Suite au démantèlement mardi du camp du boulevard de La Chapelle, des migrants se sont installés devant l’Église Saint-Bernard et ont été évacués par les forces de l'ordre vendredi.

Mardi, ce sont 360 migrants qui ont été évacués de leur camp de fortune sous le métro aérien du boulevard La Chapelle à Paris. Certains ont obtenu un hébergement mais d'autres sont toujours dans la rue, bien que les pouvoirs publics leur avaient promis à tous un logement. Des dizaines de migrants se sont donc installés devant l’Église Saint-Bernard du 18e arrondissement de Paris, non loin de l'ancien camp de La Chapelle, avant d’être évacués manu militari par les forces de l'ordre vendredi.

La tension est rapidement montée d'un cran

Vendredi après-midi, les forces de l'ordre ont commencé à évacuer les migrants par petits groupes de 3 ou 4 en les raccompagnant à la station de métro La Chapelle.
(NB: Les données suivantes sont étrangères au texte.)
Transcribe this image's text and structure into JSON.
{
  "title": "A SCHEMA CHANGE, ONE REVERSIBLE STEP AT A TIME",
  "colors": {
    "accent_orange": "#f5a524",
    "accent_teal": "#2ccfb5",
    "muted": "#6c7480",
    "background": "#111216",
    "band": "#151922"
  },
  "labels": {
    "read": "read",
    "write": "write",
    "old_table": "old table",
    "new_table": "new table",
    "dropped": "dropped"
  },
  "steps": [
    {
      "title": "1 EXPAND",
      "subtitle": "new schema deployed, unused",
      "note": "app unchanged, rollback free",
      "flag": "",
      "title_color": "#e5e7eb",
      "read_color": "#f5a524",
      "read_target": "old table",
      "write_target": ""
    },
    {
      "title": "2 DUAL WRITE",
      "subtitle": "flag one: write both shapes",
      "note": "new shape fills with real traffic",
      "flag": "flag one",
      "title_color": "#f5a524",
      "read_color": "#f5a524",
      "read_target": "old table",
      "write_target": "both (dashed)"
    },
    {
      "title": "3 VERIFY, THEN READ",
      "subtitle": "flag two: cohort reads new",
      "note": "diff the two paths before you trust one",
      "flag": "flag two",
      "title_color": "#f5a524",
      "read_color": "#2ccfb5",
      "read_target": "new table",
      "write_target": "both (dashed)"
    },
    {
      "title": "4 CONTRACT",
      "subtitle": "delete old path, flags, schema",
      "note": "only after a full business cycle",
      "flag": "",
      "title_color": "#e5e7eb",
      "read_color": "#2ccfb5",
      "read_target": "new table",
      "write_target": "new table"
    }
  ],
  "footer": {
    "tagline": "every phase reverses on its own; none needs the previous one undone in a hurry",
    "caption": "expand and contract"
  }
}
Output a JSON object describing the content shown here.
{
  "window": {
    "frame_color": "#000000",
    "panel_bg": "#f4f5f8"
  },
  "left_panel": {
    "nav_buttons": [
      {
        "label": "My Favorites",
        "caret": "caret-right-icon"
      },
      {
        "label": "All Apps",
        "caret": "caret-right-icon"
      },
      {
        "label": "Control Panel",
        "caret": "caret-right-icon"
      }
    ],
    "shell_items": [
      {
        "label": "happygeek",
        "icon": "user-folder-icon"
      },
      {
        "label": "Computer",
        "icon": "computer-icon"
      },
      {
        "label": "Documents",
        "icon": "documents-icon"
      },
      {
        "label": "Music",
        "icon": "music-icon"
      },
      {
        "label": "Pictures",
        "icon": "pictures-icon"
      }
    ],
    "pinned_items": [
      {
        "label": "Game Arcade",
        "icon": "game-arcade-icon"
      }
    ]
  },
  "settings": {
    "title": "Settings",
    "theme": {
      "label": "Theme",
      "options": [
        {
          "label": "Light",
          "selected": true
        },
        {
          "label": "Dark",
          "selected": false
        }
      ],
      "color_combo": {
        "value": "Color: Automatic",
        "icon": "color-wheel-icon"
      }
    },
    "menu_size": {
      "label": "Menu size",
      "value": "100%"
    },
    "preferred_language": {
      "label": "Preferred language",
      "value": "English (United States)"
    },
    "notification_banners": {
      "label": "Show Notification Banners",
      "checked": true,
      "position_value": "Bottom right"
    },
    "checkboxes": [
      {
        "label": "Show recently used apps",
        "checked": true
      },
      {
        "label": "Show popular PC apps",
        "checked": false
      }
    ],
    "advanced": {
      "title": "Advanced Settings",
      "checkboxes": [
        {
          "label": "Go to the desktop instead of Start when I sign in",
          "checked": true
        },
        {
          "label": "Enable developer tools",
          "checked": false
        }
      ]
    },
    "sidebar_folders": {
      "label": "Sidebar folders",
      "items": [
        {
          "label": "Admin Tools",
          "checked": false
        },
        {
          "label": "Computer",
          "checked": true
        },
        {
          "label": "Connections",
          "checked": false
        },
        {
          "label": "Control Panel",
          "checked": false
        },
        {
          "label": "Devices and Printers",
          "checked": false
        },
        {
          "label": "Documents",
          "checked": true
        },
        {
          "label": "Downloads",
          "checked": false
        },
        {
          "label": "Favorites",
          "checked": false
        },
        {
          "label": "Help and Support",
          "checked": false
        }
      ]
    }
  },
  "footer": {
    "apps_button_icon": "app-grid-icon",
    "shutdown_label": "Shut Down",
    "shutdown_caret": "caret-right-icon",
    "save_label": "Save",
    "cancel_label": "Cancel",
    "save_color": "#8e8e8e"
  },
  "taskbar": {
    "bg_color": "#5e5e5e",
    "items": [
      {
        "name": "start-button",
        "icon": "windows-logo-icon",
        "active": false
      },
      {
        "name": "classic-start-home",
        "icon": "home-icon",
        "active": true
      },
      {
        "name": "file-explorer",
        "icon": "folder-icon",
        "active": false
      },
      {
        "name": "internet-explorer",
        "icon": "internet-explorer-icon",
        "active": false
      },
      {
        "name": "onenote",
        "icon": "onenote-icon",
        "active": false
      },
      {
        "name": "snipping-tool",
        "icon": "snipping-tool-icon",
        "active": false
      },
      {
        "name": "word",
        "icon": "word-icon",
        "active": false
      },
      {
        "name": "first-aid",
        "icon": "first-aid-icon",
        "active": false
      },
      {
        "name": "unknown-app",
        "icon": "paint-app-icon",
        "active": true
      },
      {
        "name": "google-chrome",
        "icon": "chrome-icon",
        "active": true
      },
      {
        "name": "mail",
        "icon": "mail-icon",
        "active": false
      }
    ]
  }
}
Tout se passait relativement dans le calme lorsque vers 17h la tension est montée d'un cran au sein de la station. Les forces de l'ordre se sont donc vues contraintes de faire sortir les migrants qu'elles avaient fait rentrer une heure avant. Pendant cette confusion, de nombreux migrants sont entrés dans un centre sportif qui se trouve à proximité et en ont été rapidement délogés par les gendarmes. Cette scène s'est déroulée sous les yeux d'une cinquantaine de manifestants et de membres du milieu associatif qui, pour soutenir les migrants, scandaient "solidarité avec les réfugiés".

Non loin de se calmer, la situation s'est encore plus envenimée lorsque certains manifestants et migrants ont investi la chaussée et bloqué la circulation. Durant cette intervention, un migrant a même été menotté et emmené par les gendarmes. Ce n'est qu'en début de soirée que l’opération des forces de l’ordre a pris fin, migrants et manifestants avaient quitté les lieux.

Les associations dénoncent un "scandale humanitaire"

Alors que les pouvoirs publics avaient promis des solutions d’hébergements aux migrants de La Chapelle avant le démantèlement du camp mardi, beaucoup sont toujours à la rue. Des associations et certains élus dénoncent d'ailleurs cette absence d’hébergement proposé aux migrants. Dante Bassino, adjoint PCF en charge du logement dans le 10e arrondissement est indigné : "Le but, c'est de disperser le problème, qu'il n'y ait surtout pas de campement visible. Ils viennent pour vivre normalement, pour travailler, il faut les laisser circuler". Quant à la préfecture de police, elle affirme que "les personnes dispersées à Saint-Bernard ne font pas partie des migrants de la Chapelle pour qui des solutions de relogement ont été trouvées".

Plusieurs associations d'aide aux migrants dont Médecins du Monde, Emmaüs, l'Auberge ou encore la Cimade, dénoncent quant à eux un "véritable scandale humanitaire". Elles ont pris l'initiative d'envoyer un courrier au Premier ministre Manuel Valls pour réclamer des mesures "urgentes", reste désormais à savoir si celui-ci se prononcera sur la situation de ces migrants.